Desesperada, vendo o filho com fome, ela pediu ajuda aos animais da terra. O único que se aproximou foi a gambá fêmea, que deixou o menino Jesus se alimentar de seu leite. Em agradecimento, Maria a abençoou para que sua prole nunca sofresse das dores do parto. O uso da gordura do gambá nos partos de hoje é uma simpatia: uma ação no mundo físico que busca um efeito mágico.

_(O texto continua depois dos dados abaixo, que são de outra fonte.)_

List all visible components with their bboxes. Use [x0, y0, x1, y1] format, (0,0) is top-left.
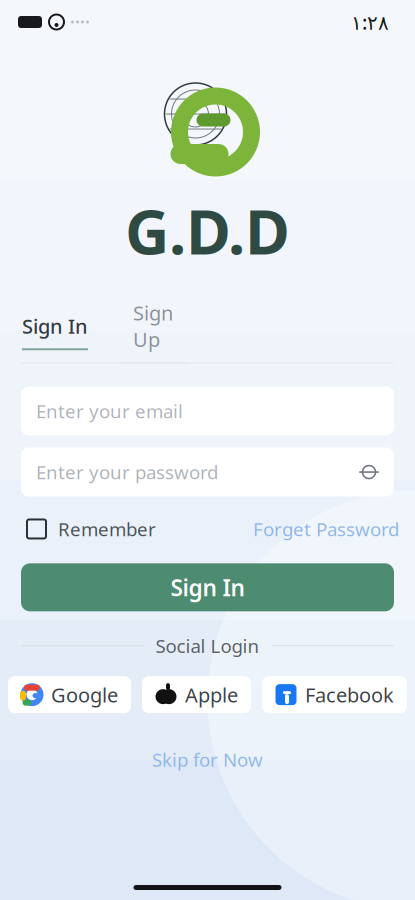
- staticText: Forget Password: [253, 517, 399, 541]
- button[interactable]: Google: [8, 676, 131, 713]
- button[interactable]: Show password: [352, 455, 386, 489]
- staticText: ١:٢٨: [351, 9, 389, 35]
- button[interactable]: Skip for Now: [134, 741, 281, 778]
- button[interactable]: Facebook: [262, 676, 407, 713]
- staticText: Enter your password: [36, 460, 218, 484]
- staticText: Facebook: [305, 681, 394, 708]
- staticText: G.D.D: [125, 190, 290, 271]
- staticText: Enter your email: [36, 399, 183, 424]
- button[interactable]: Sign In: [22, 313, 88, 350]
- staticText: Remember: [58, 517, 156, 541]
- button[interactable]: Sign Up: [120, 299, 186, 364]
- staticText: Skip for Now: [152, 747, 263, 772]
- button[interactable]: Apple: [142, 676, 251, 713]
- staticText: Google: [51, 681, 118, 708]
- button[interactable]: Forget Password: [253, 517, 399, 541]
- staticText: Social Login: [156, 633, 260, 658]
- staticText: Apple: [185, 681, 238, 708]
- staticText: Sign Up: [133, 299, 173, 352]
- staticText: Sign In: [170, 572, 244, 602]
- button[interactable]: Remember: [27, 517, 156, 541]
- button[interactable]: Sign In: [21, 563, 394, 611]
- staticText: Sign In: [22, 313, 88, 339]
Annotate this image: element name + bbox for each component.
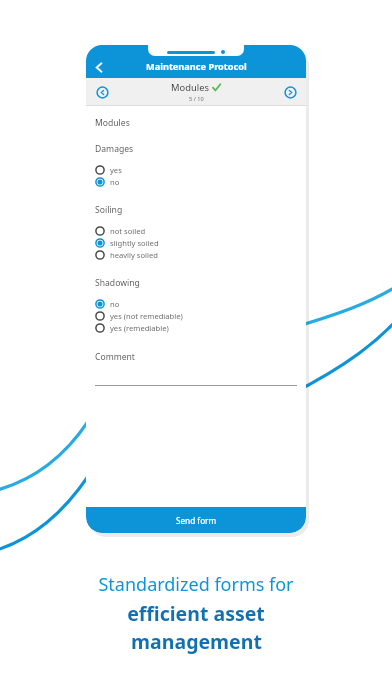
button[interactable]: Previous module: [92, 82, 112, 102]
staticText: Shadowing: [95, 277, 140, 289]
staticText: Send form: [176, 515, 217, 526]
staticText: Comment: [95, 351, 135, 363]
staticText: Standardized forms for: [98, 572, 294, 597]
button[interactable]: yes (not remediable): [95, 310, 297, 322]
staticText: no: [110, 177, 120, 187]
staticText: Damages: [95, 143, 134, 155]
button[interactable]: Send form: [86, 507, 306, 533]
button[interactable]: no: [95, 176, 297, 188]
staticText: not soiled: [110, 226, 146, 236]
staticText: Modules: [95, 117, 130, 129]
staticText: yes (remediable): [110, 323, 169, 333]
staticText: slightly soiled: [110, 238, 159, 248]
button[interactable]: yes: [95, 164, 297, 176]
button[interactable]: slightly soiled: [95, 237, 297, 249]
button[interactable]: Next module: [280, 82, 300, 102]
staticText: 5 / 10: [189, 95, 204, 103]
button[interactable]: yes (remediable): [95, 322, 297, 334]
staticText: Soiling: [95, 204, 123, 216]
staticText: efficient asset: [127, 600, 265, 627]
staticText: yes (not remediable): [110, 311, 183, 321]
button[interactable]: Back: [90, 58, 108, 76]
staticText: heavily soiled: [110, 250, 158, 260]
button[interactable]: heavily soiled: [95, 249, 297, 261]
staticText: yes: [110, 165, 122, 175]
button[interactable]: not soiled: [95, 225, 297, 237]
staticText: management: [131, 628, 262, 655]
staticText: no: [110, 299, 120, 309]
button[interactable]: no: [95, 298, 297, 310]
staticText: Modules: [171, 81, 209, 94]
staticText: Maintenance Protocol: [146, 60, 247, 73]
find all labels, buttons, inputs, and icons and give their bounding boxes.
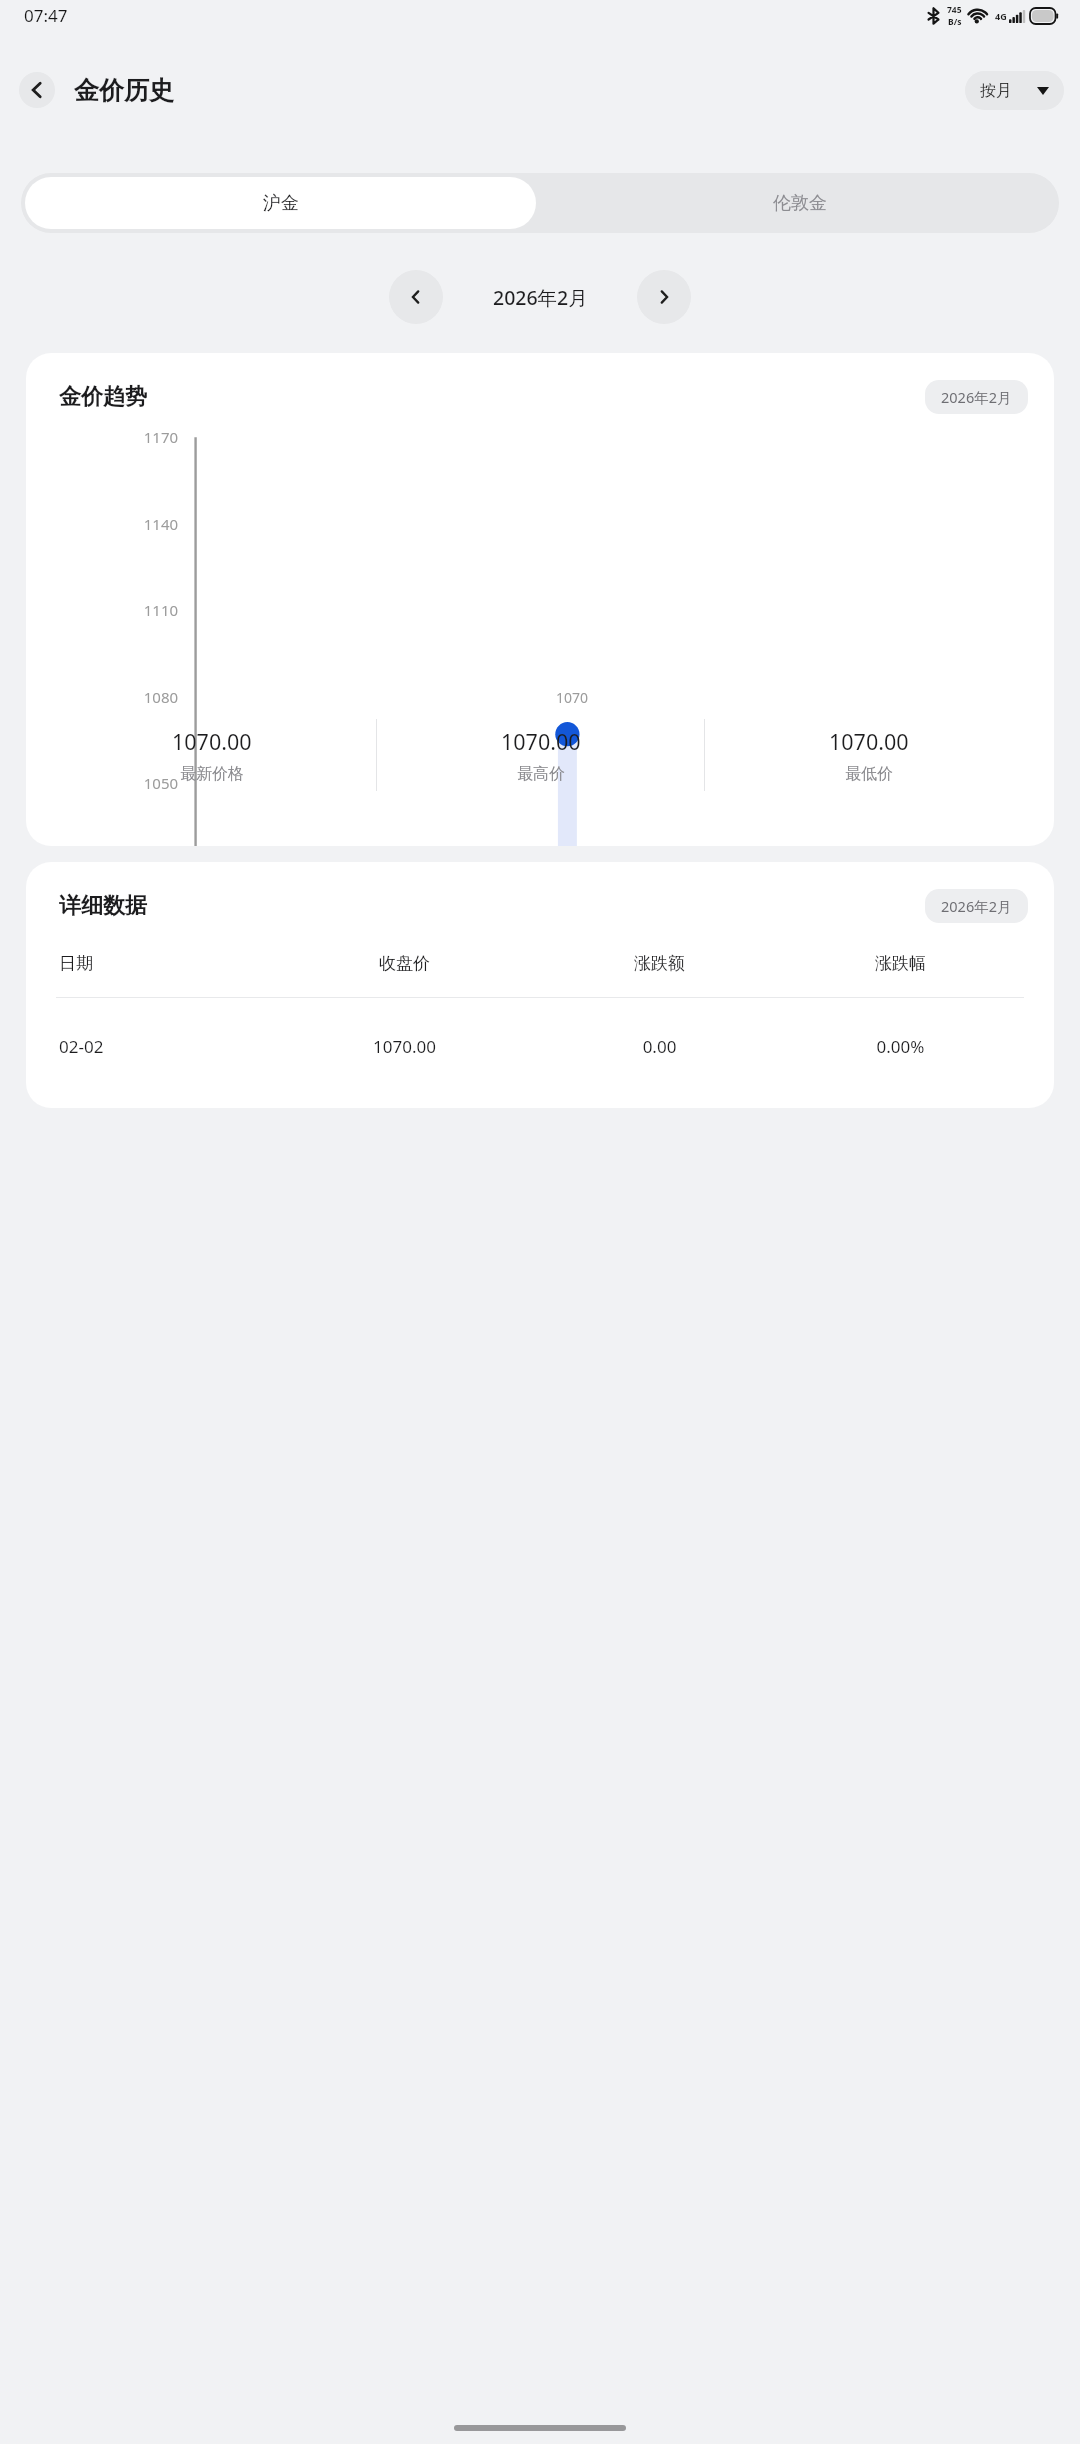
staticText: 0.00%: [780, 1035, 1021, 1058]
staticText: 1070.00: [501, 727, 581, 756]
staticText: 最高价: [517, 764, 565, 784]
button[interactable]: 按月: [965, 71, 1064, 110]
staticText: 4G: [995, 10, 1007, 22]
staticText: 02-02: [59, 1035, 270, 1058]
button[interactable]: Previous month: [389, 270, 443, 324]
staticText: 1070.00: [829, 727, 909, 756]
staticText: 伦敦金: [773, 192, 827, 215]
staticText: 745: [947, 4, 962, 16]
staticText: 最新价格: [180, 764, 244, 784]
staticText: 详细数据: [59, 892, 147, 920]
staticText: 涨跌幅: [780, 953, 1021, 974]
staticText: 日期: [59, 953, 270, 974]
staticText: 2026年2月: [941, 896, 1012, 916]
staticText: 金价历史: [74, 75, 174, 106]
button[interactable]: Next month: [637, 270, 691, 324]
staticText: 2026年2月: [493, 284, 588, 311]
button[interactable]: Back: [19, 72, 55, 108]
staticText: 涨跌额: [539, 953, 780, 974]
staticText: 金价趋势: [59, 383, 147, 411]
button[interactable]: 沪金: [25, 177, 536, 229]
staticText: 2026年2月: [941, 387, 1012, 407]
staticText: 1070.00: [270, 1035, 539, 1058]
staticText: 1070.00: [172, 727, 252, 756]
staticText: 沪金: [263, 192, 299, 215]
staticText: 收盘价: [270, 953, 539, 974]
staticText: 07:47: [24, 4, 68, 27]
staticText: B/s: [948, 16, 962, 28]
button[interactable]: 伦敦金: [540, 173, 1059, 233]
button[interactable]: 02-02: [26, 998, 1054, 1094]
staticText: 0.00: [539, 1035, 780, 1058]
staticText: 按月: [980, 81, 1012, 101]
staticText: 最低价: [845, 764, 893, 784]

Além de acompanhar o próprio parto, outra das tarefas da parteira é orientar sobre o corpo feminino, tanto no que diz respeito aos ciclos menstruais quanto no período de resguardo (ou puerpério). A parteira Zenaide de Souza Carvalho, no Acre, por exemplo, tem um projeto em que ensina a confecção de absorventes caseiros. O objetivo é combater a chamada “pobreza menstrual”, oferecendo mais dignidade a essas pessoas.

Quando se está menstruada, é preciso tomar especial cuidado, pois diz-se que o corpo fica aberto às más influências. Por isso, não se deve passar por cima de lixo ou espojo de animais. Também é preciso estar atenta aos seres do entorno: na Amazônia, dizem que o Boto-Cor-de-Rosa é atraído pelo cheiro das mulheres menstruadas e é capaz de engravidá-las apenas com um olhar. Outro animal que dizem engravidar é a taturana, que é atraída pela urina com sangue e acaba levando a mulher a óbito, com uma barriga cheia de lagartas.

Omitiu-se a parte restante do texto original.